Choose the correct letter, A, B, C or D. 

Write the correct letter in boxes 27 – 31 on your answer sheet.

Question 27 The legend of the Gordian knot is used to illustrate the idea that 

(A) anyone can solve a difficult problem 

(B) difficult problems can have easy solutions 

(C) the solution to any problem requires a lot of thought 

(D). people who can solve complex problems make good leaders

Question 28 The ‘conflict model of decision making proposed by Janis and Mann requires that 

(A) opposing political parties be involved 

(B) all important facts be considered 

(C) people be encouraged to have different ideas 

(D) previous similar situations be thoroughly examined

Question 29 According to recent thinking reinforced by Malcolm Gladwell, the best decisions 

(A) involve consultation 

(B) involve complex thought 

(C) are made very quickly 

(D) are the most attractive option

Question 30 Dijksterhuis and his colleagues claim in their article that 

(A) our cognitive resources improve as tasks become more complex 

(B) conscious decision making is negative affected by task complexity 

(C) unconscious decision making is a popular approach 

(D) deliberation without attention defines the way we make decisions

Question 31 Dijksterhuis’s car study found that, in simple tasks, participants 

(A) were involved in lengthy discussions 

(B) found it impossible to make decisions quickly 

(C) were unable to differentiate between the options 

(D) could make a better choice when allowed to concentrate

Questions 32-35

Complete the summary using the list of words A- I below. Write the correct letter, A—I, in boxes 32—35 on your answer sheet.

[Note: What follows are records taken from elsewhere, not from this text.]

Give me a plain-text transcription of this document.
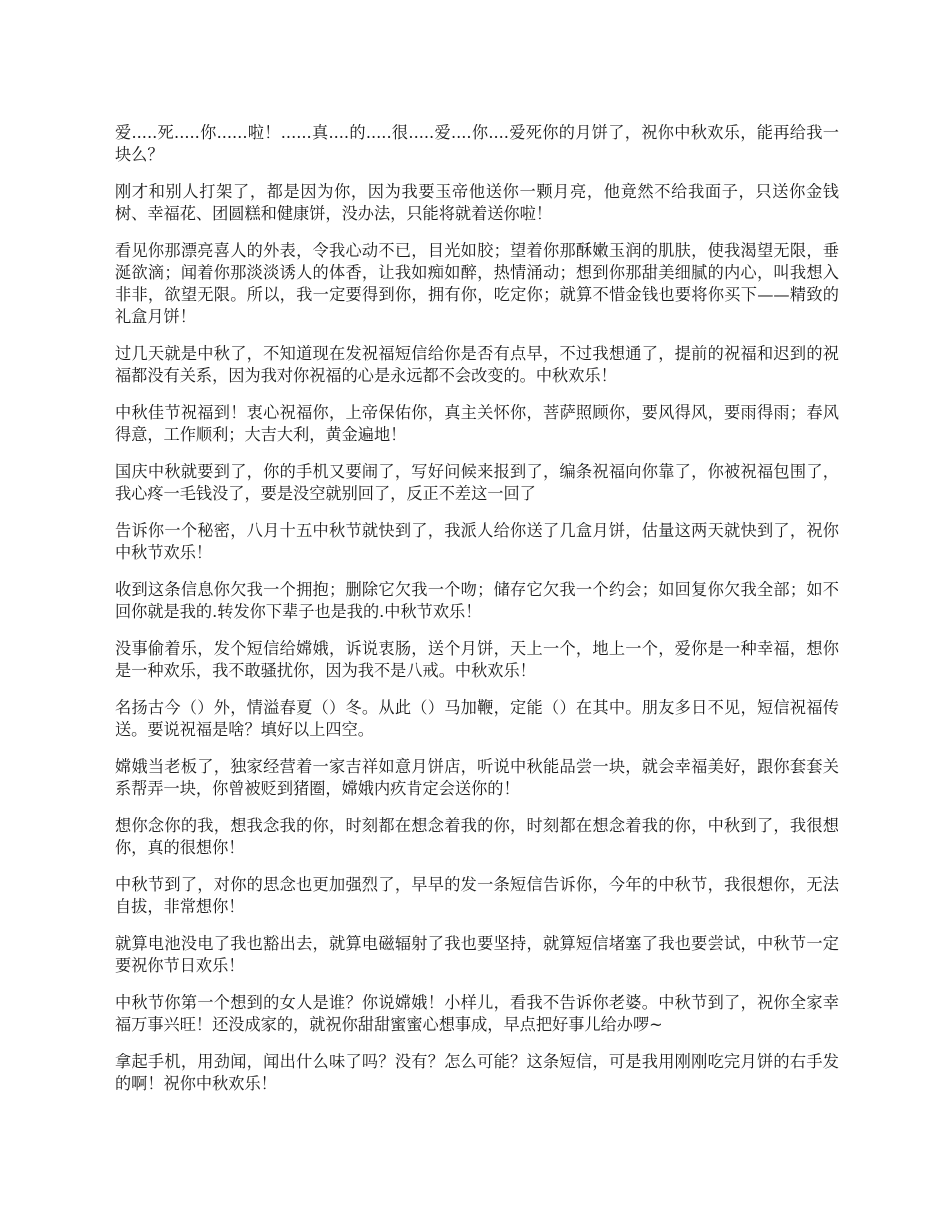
爱.....死.....你......啦！......真....的.....很.....爱....你....爱死你的月饼了，祝你中秋欢乐，能再给我一块么？

刚才和别人打架了，都是因为你，因为我要玉帝他送你一颗月亮，他竟然不给我面子，只送你金钱树、幸福花、团圆糕和健康饼，没办法，只能将就着送你啦！

看见你那漂亮喜人的外表，令我心动不已，目光如胶；望着你那酥嫩玉润的肌肤，使我渴望无限，垂涎欲滴；闻着你那淡淡诱人的体香，让我如痴如醉，热情涌动；想到你那甜美细腻的内心，叫我想入非非，欲望无限。所以，我一定要得到你，拥有你，吃定你；就算不惜金钱也要将你买下——精致的礼盒月饼！

过几天就是中秋了，不知道现在发祝福短信给你是否有点早，不过我想通了，提前的祝福和迟到的祝福都没有关系，因为我对你祝福的心是永远都不会改变的。中秋欢乐！

中秋佳节祝福到！衷心祝福你，上帝保佑你，真主关怀你，菩萨照顾你，要风得风，要雨得雨；春风得意，工作顺利；大吉大利，黄金遍地！

国庆中秋就要到了，你的手机又要闹了，写好问候来报到了，编条祝福向你靠了，你被祝福包围了，我心疼一毛钱没了，要是没空就别回了，反正不差这一回了

告诉你一个秘密，八月十五中秋节就快到了，我派人给你送了几盒月饼，估量这两天就快到了，祝你中秋节欢乐！

收到这条信息你欠我一个拥抱；删除它欠我一个吻；储存它欠我一个约会；如回复你欠我全部；如不回你就是我的.转发你下辈子也是我的.中秋节欢乐！

没事偷着乐，发个短信给嫦娥，诉说衷肠，送个月饼，天上一个，地上一个，爱你是一种幸福，想你是一种欢乐，我不敢骚扰你，因为我不是八戒。中秋欢乐！

名扬古今（）外，情溢春夏（）冬。从此（）马加鞭，定能（）在其中。朋友多日不见，短信祝福传送。要说祝福是啥？填好以上四空。

嫦娥当老板了，独家经营着一家吉祥如意月饼店，听说中秋能品尝一块，就会幸福美好，跟你套套关系帮弄一块，你曾被贬到猪圈，嫦娥内疚肯定会送你的！

想你念你的我，想我念我的你，时刻都在想念着我的你，时刻都在想念着我的你，中秋到了，我很想你，真的很想你！

中秋节到了，对你的思念也更加强烈了，早早的发一条短信告诉你，今年的中秋节，我很想你，无法自拔，非常想你！

就算电池没电了我也豁出去，就算电磁辐射了我也要坚持，就算短信堵塞了我也要尝试，中秋节一定要祝你节日欢乐！

中秋节你第一个想到的女人是谁？你说嫦娥！小样儿，看我不告诉你老婆。中秋节到了，祝你全家幸福万事兴旺！还没成家的，就祝你甜甜蜜蜜心想事成，早点把好事儿给办啰~

拿起手机，用劲闻，闻出什么味了吗？没有？怎么可能？这条短信，可是我用刚刚吃完月饼的右手发的啊！祝你中秋欢乐！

Dijksterhuis’s shopping study and its conclusions

Using clothing and furniture as examples of different types of purchases, Dijksterhuis questioned shoppers on their satisfaction with what they had bought. People who spent 32_________ time buying simple clothing items were more satisfied than those who had not. However, when buying furniture, shoppers made 33_______ purchasing decisions if they didn’t think too hard. From this, the researchers concluded that in other choices, perhaps more important than shopping. 34________ decisions are best made by the unconscious. The writer comments that Dijksterhuis’s finding is apparently 35__________ but nonetheless true.

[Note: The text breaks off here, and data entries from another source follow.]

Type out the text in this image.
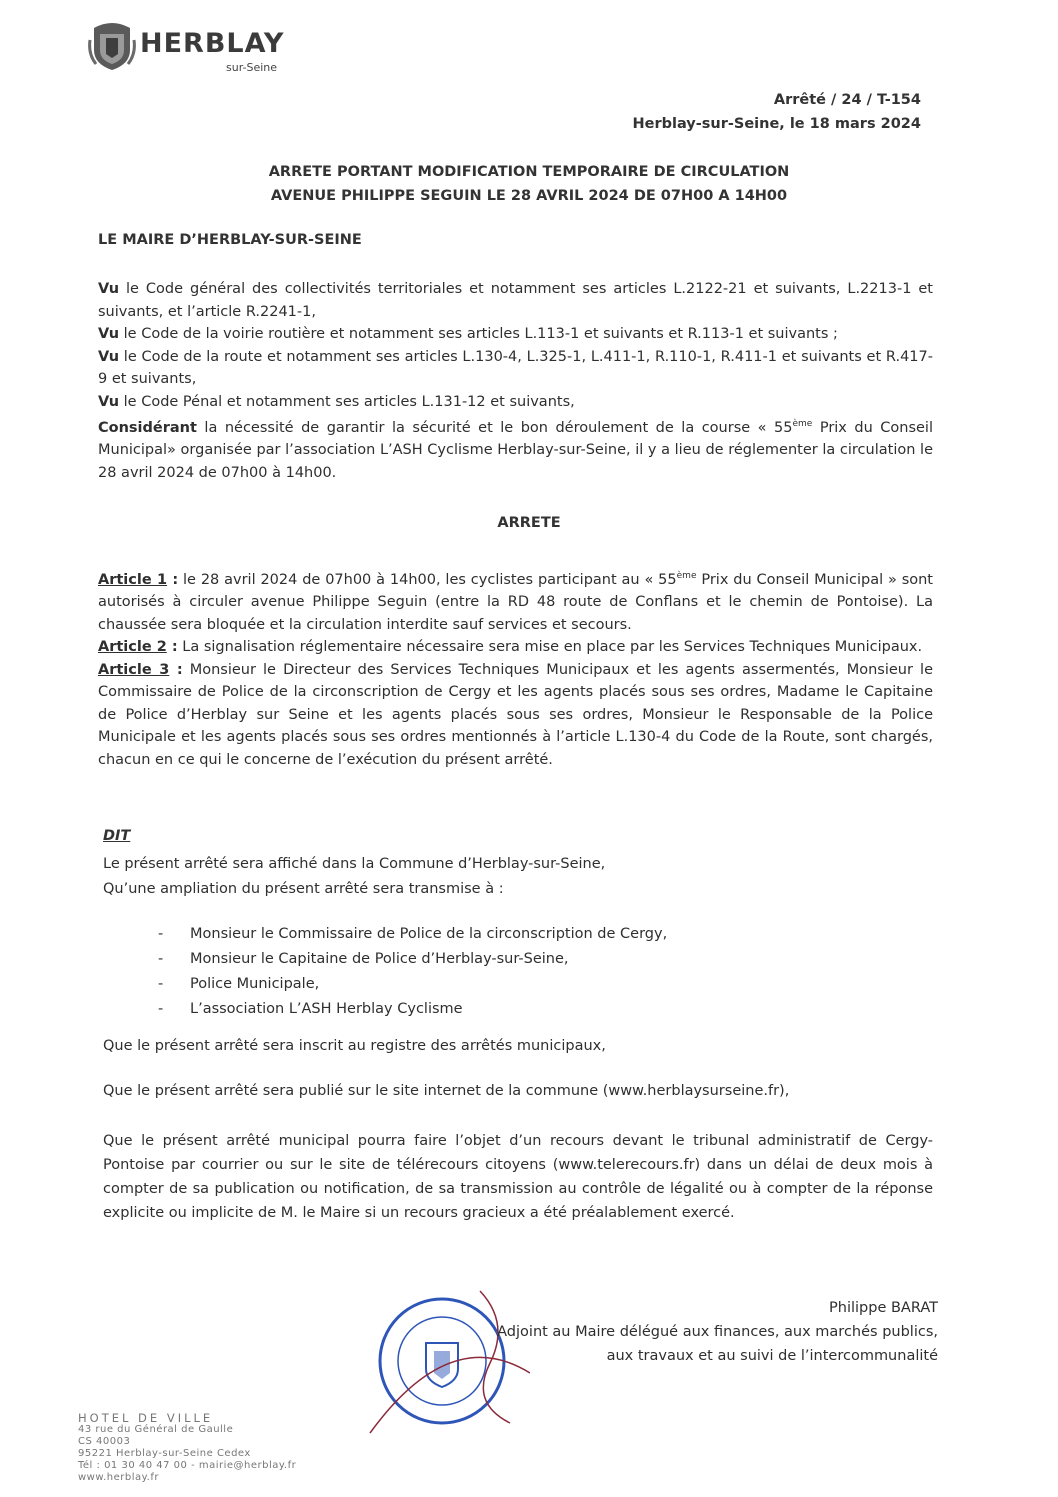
HERBLAY
sur-Seine
Arrêté / 24 / T-154
Herblay-sur-Seine, le 18 mars 2024
ARRETE PORTANT MODIFICATION TEMPORAIRE DE CIRCULATION
AVENUE PHILIPPE SEGUIN LE 28 AVRIL 2024 DE 07H00 A 14H00
LE MAIRE D’HERBLAY-SUR-SEINE

Vu le Code général des collectivités territoriales et notamment ses articles L.2122-21 et suivants, L.2213-1 et suivants, et l’article R.2241-1,

Vu le Code de la voirie routière et notamment ses articles L.113-1 et suivants et R.113-1 et suivants ;

Vu le Code de la route et notamment ses articles L.130-4, L.325-1, L.411-1, R.110-1, R.411-1 et suivants et R.417-9 et suivants,

Vu le Code Pénal et notamment ses articles L.131-12 et suivants,

Considérant la nécessité de garantir la sécurité et le bon déroulement de la course « 55ème Prix du Conseil Municipal» organisée par l’association L’ASH Cyclisme Herblay-sur-Seine, il y a lieu de réglementer la circulation le 28 avril 2024 de 07h00 à 14h00.

ARRETE

Article 1 : le 28 avril 2024 de 07h00 à 14h00, les cyclistes participant au « 55ème Prix du Conseil Municipal » sont autorisés à circuler avenue Philippe Seguin (entre la RD 48 route de Conflans et le chemin de Pontoise). La chaussée sera bloquée et la circulation interdite sauf services et secours.

Article 2 : La signalisation réglementaire nécessaire sera mise en place par les Services Techniques Municipaux.

Article 3 : Monsieur le Directeur des Services Techniques Municipaux et les agents assermentés, Monsieur le Commissaire de Police de la circonscription de Cergy et les agents placés sous ses ordres, Madame le Capitaine de Police d’Herblay sur Seine et les agents placés sous ses ordres, Monsieur le Responsable de la Police Municipale et les agents placés sous ses ordres mentionnés à l’article L.130-4 du Code de la Route, sont chargés, chacun en ce qui le concerne de l’exécution du présent arrêté.

DIT

Le présent arrêté sera affiché dans la Commune d’Herblay-sur-Seine,

Qu’une ampliation du présent arrêté sera transmise à :

-	Monsieur le Commissaire de Police de la circonscription de Cergy,
-	Monsieur le Capitaine de Police d’Herblay-sur-Seine,
-	Police Municipale,
-	L’association L’ASH Herblay Cyclisme
Que le présent arrêté sera inscrit au registre des arrêtés municipaux,
Que le présent arrêté sera publié sur le site internet de la commune (www.herblaysurseine.fr),
Que le présent arrêté municipal pourra faire l’objet d’un recours devant le tribunal administratif de Cergy-Pontoise par courrier ou sur le site de télérecours citoyens (www.telerecours.fr) dans un délai de deux mois à compter de sa publication ou notification, de sa transmission au contrôle de légalité ou à compter de la réponse explicite ou implicite de M. le Maire si un recours gracieux a été préalablement exercé.
Philippe BARAT
Adjoint au Maire délégué aux finances, aux marchés publics,
aux travaux et au suivi de l’intercommunalité
HOTEL DE VILLE
43 rue du Général de Gaulle
CS 40003
95221 Herblay-sur-Seine Cedex
Tél : 01 30 40 47 00 - mairie@herblay.fr
www.herblay.fr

A more B counterintuitive C simple 
D  better  E conscious  F obvious 
G complex H less I worse

Questions 36-40 

Do the following statements agree with the views of the writer in Reading Passage 3?

In boxes 36 – 40 on your answer sheet, write

YES if the statement agrees with the writer
NO if the statement does not agree with the writer
NOT GIVEN if there is no information about this in the passage

(36) Dijksterhuis’s findings agree with existing political and management theories. 

(37) Some political leaders seem to use deliberation without attention when making complex decisions. 

(38) All political decisions are complex ones. 

(39) We judge political errors according to our own political beliefs. 

(40) Social considerations must be taken into account for any examination of decision-making to prove useful.